In July 2017, 59-year-old Glenrothes diver William Peace took part in a wreck-dive to 45m, three miles off Dunbar in south-eastern Scotland. Their objective was a WW1 German mine-laying U-boat that had sunk in 1916.

Peace had some 30 years’ recreational diving experience, and he and another trainee were using closed-circuit rebreathers. Roberts had told them that the session would be a “fun dive” that would allow him to assess their abilities before they embarked on a TDI mixed-gas closed-circuit rebreather course with him the following day.

Roberts and the trainees had all descended to 13m when the instructor decided to go back up to find out what had happened to a friend who was supposed to have accompanied them.
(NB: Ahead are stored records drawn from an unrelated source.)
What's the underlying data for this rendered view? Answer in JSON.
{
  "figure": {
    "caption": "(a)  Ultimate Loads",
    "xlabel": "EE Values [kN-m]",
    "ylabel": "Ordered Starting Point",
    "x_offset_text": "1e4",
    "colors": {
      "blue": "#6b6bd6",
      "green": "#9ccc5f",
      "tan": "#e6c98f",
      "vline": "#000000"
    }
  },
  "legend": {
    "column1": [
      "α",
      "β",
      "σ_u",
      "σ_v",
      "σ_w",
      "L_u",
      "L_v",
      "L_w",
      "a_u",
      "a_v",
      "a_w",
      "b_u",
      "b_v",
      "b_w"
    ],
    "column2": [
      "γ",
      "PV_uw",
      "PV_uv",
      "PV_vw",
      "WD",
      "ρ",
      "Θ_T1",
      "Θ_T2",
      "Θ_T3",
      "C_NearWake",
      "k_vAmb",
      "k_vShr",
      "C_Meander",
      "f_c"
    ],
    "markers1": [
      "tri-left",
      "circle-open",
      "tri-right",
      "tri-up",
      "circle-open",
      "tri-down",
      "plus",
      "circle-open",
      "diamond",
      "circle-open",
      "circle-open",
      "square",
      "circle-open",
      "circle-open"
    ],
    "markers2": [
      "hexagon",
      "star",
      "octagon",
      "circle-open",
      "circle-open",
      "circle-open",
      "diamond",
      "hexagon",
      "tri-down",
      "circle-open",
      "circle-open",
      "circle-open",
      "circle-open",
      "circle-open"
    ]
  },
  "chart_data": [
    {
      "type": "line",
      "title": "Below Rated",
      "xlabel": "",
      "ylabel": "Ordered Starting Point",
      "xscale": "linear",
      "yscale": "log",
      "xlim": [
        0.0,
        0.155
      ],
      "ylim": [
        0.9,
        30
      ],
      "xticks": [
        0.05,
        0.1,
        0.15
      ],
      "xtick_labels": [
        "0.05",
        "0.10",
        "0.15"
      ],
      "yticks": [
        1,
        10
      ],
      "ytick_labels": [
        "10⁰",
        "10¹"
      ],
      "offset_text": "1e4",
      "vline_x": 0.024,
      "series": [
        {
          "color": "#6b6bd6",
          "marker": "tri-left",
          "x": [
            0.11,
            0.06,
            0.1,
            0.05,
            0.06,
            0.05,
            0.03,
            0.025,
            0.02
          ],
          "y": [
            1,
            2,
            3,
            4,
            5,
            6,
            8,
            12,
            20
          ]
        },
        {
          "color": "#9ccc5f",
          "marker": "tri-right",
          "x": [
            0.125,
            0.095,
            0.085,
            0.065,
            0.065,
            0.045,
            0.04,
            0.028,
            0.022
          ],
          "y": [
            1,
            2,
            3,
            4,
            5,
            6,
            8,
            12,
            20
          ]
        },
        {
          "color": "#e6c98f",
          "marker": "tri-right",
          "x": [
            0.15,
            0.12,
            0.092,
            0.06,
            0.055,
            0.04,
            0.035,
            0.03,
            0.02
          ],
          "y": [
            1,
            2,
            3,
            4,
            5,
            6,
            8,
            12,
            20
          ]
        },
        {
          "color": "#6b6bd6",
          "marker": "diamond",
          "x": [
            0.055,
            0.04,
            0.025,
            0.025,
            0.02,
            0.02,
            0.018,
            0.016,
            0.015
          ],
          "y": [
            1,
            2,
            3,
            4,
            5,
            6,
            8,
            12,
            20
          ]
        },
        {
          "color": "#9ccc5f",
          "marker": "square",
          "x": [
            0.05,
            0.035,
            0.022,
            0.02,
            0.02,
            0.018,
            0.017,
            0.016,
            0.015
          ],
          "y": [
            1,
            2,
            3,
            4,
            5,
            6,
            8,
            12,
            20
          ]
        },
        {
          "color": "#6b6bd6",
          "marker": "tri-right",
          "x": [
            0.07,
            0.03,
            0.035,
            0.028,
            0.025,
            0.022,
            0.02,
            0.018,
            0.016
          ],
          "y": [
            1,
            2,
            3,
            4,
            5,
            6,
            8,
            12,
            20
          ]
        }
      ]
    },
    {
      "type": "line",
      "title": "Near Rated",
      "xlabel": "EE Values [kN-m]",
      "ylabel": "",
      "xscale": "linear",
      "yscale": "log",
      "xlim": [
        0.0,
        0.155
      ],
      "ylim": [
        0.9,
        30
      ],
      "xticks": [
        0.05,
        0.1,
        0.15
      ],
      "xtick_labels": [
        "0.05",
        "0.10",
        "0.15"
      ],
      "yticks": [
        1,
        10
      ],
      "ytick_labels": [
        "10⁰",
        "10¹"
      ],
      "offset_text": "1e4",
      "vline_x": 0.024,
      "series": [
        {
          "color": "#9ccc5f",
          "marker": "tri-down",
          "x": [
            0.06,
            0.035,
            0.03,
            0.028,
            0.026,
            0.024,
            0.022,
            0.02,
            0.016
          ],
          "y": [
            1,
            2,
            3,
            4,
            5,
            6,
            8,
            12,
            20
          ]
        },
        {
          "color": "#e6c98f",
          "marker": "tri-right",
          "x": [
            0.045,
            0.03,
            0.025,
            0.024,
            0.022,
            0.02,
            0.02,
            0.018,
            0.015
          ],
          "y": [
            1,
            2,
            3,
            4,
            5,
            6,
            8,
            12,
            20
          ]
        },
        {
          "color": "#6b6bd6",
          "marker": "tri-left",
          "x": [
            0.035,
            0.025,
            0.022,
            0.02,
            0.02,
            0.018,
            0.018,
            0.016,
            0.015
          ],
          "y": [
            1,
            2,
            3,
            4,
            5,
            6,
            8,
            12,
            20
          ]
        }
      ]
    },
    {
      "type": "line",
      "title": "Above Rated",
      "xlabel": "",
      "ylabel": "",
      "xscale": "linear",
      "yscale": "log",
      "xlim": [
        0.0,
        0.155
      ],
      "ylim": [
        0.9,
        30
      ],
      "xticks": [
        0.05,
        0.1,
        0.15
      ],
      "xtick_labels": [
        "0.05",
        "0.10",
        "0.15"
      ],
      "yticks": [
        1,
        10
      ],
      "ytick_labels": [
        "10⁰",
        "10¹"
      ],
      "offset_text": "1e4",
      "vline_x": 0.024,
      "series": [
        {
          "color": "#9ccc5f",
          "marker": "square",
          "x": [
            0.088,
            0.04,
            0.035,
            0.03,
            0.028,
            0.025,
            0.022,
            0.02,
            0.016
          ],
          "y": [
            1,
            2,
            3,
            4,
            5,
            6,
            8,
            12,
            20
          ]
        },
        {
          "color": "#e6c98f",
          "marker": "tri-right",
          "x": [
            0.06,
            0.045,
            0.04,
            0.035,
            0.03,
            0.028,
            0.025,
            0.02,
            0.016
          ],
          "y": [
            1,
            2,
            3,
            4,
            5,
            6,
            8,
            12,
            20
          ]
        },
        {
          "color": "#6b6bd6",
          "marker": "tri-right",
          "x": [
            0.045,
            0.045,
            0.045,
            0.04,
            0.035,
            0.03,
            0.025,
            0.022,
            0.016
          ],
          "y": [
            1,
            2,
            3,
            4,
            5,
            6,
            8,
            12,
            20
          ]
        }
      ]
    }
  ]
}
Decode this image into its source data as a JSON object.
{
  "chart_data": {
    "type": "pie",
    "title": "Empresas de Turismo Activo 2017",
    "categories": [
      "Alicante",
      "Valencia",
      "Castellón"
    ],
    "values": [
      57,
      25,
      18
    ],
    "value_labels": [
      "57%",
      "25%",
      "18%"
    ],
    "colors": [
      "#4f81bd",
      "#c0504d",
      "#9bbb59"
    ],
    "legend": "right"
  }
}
The friend had abandoned the dive because of a leaking drysuit, but by the time Roberts had gone back down he had been unable to find the trainees.

The two men had continued to the seabed, where they had got into difficulties. Peace had become unresponsive and his buddy had made several unsuccessful attempts to lift him before running out of time and having to ascend alone.

19 September 2021

As reported at the time on Divernet, an emergency call was issued and the Coastguard launched a major search operation. Peace’s body was eventually recovered by police divers following a sonar search.

A Health & Safety Executive (HSE) investigation concluded that Roberts had been responsible for assessing, instructing and supervising the trainees but had failed to carry out a suitable assessment of their abilities before entering the water. It said that any initial assessment should have been carried out much shallower than 45m.

Roberts had also failed to verify the number of rebreather hours Peace had completed, or to check his charges’ rescue abilities.

“Many diver training courses require an initial assessment dive in order to establish that divers can demonstrate the required prerequisite competency before progressing to formal training and assessment of more advanced skills and techniques,” said HSE specialist diving inspector Alister Wallbank.

“Competency is a combination of skills, knowledge and experience; it is a recognised fact that many previously learned diver skills can fade over time if not routinely or recently practised.”